EE 7700-1              Performance Optimization of Applications on GPUs
Fall 2011              Mon, Wed: 5:10-6:30               Room 149 EE Building

Course material (handouts, ...)

Course Information

Professor: J. (Ram) Ramanujam, 345 EE Bldg., 578-5628    Email: jxr at ece dot lsu dot edu
Time: 5:10pm - 6:30pm MW, 149 EE
Reference: Class notes and recent papers from the literature
Prerequisites:   Graduate standing
The course deals with the study of optimizations aimed at improving performance of science and engineering applications on GPUs and heterogeneous systems consisting of CPUs and GPUs. Basic ideas of parallel computing will be covered first. The course will then discuss the two GPU programming models, CUDA and OpenCL. Next, we will discuss higher-level programming approaches for GPUs such as PyCUDA, HiCUDA, HMPP and Accelerator. In addition, we will discuss optimization strategies, application performance optimization and the use of compiler tools such as PLUTO for automatic code generation. Program transformations that enhance data locality and optimize memory usage will get a lot of coverage. In addition, compilation starting from high-level specifications or for domain-specific languages will be discussed.
Course Outline
  1. Introduction
    • Parallel computing
    • Multicore processor architectures, GPGPUs
    • CPUs versus GPUs
    • Brief Overview of Programming Models for CPUs and GPUs
    • Brief Overview of Optimizations for CPUs and GPUs
  2. GPU Architectures and programming
    • GPU architectures
    • General-purpose computation on GPUs
    • Programming models and idioms
    • GPU programming models/environments:
      • OpenCL
      • CUDA
      • PyCUDA
      • HiCUDA
      • PGI Accelerator
      • CAPS/HMPP
    • Code examples on GPUs
    • Examples of CPU vs.
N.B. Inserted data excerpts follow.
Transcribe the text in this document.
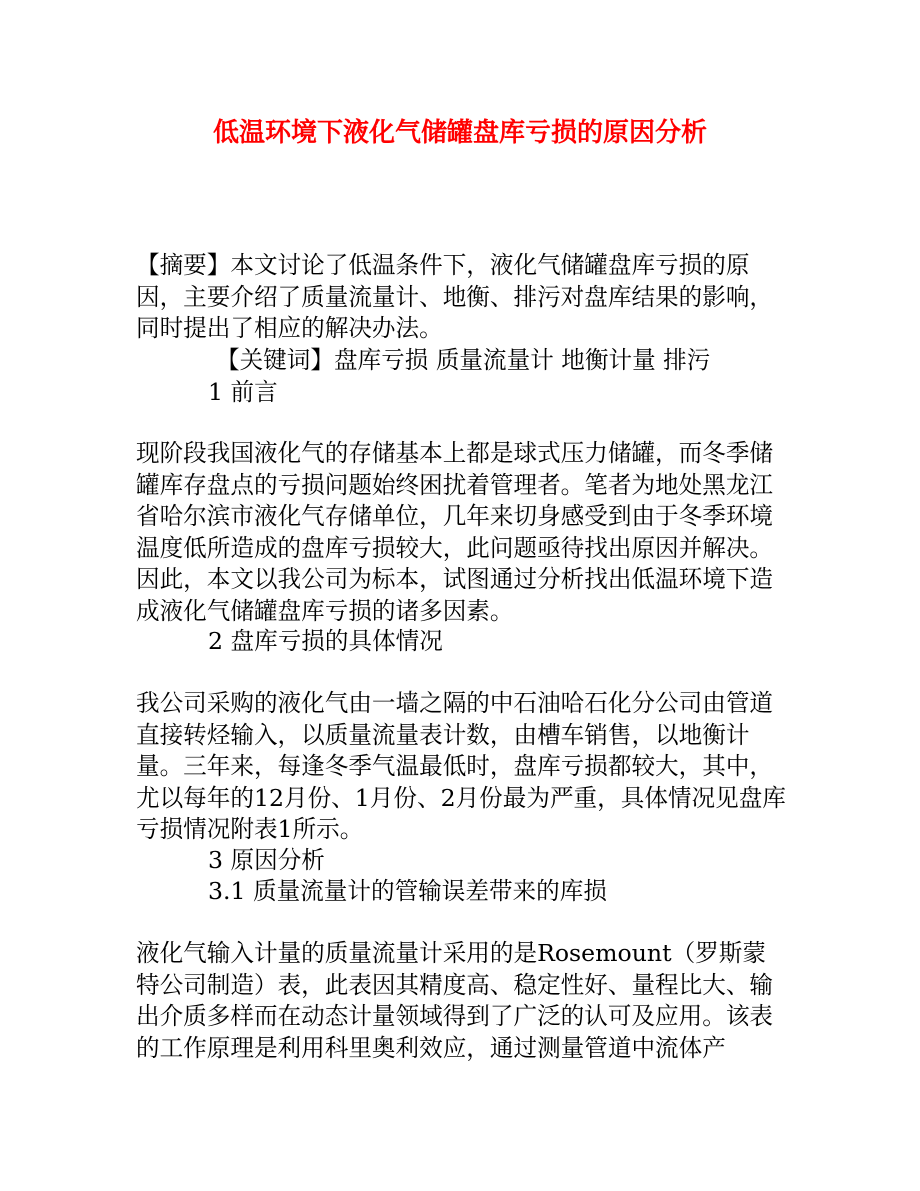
低温环境下液化气储罐盘库亏损的原因分析

【摘要】本文讨论了低温条件下，液化气储罐盘库亏损的原因，主要介绍了质量流量计、地衡、排污对盘库结果的影响，同时提出了相应的解决办法。

【关键词】盘库亏损 质量流量计 地衡计量 排污

1 前言

现阶段我国液化气的存储基本上都是球式压力储罐，而冬季储罐库存盘点的亏损问题始终困扰着管理者。笔者为地处黑龙江省哈尔滨市液化气存储单位，几年来切身感受到由于冬季环境温度低所造成的盘库亏损较大，此问题亟待找出原因并解决。因此，本文以我公司为标本，试图通过分析找出低温环境下造成液化气储罐盘库亏损的诸多因素。

2 盘库亏损的具体情况

我公司采购的液化气由一墙之隔的中石油哈石化分公司由管道直接转烃输入，以质量流量表计数，由槽车销售，以地衡计量。三年来，每逢冬季气温最低时，盘库亏损都较大，其中，尤以每年的12月份、1月份、2月份最为严重，具体情况见盘库亏损情况附表1所示。

3 原因分析

3.1 质量流量计的管输误差带来的库损

液化气输入计量的质量流量计采用的是Rosemount（罗斯蒙特公司制造）表，此表因其精度高、稳定性好、量程比大、输出介质多样而在动态计量领域得到了广泛的认可及应用。该表的工作原理是利用科里奥利效应，通过测量管道中流体产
GPU performance
  3. Optimizations and tuning for GPUs
    • Performance characterization
    • Performance profiling
    • Application case studies
    • Optimizing memory accesses
    • Multi-level parallelism exploitation
    • Performance models and empirical search
    • Compiler-driven tuning
    • Examples of application optimization
    • Software managed memory hierarchies
    • Optimizations in HMPP, Accelerator, PLUTO
  4. Optimizations and tuning for heterogeneous CPU-GPU systems
    • Performance characterization
    • Application case studies
    • Examples of application optimization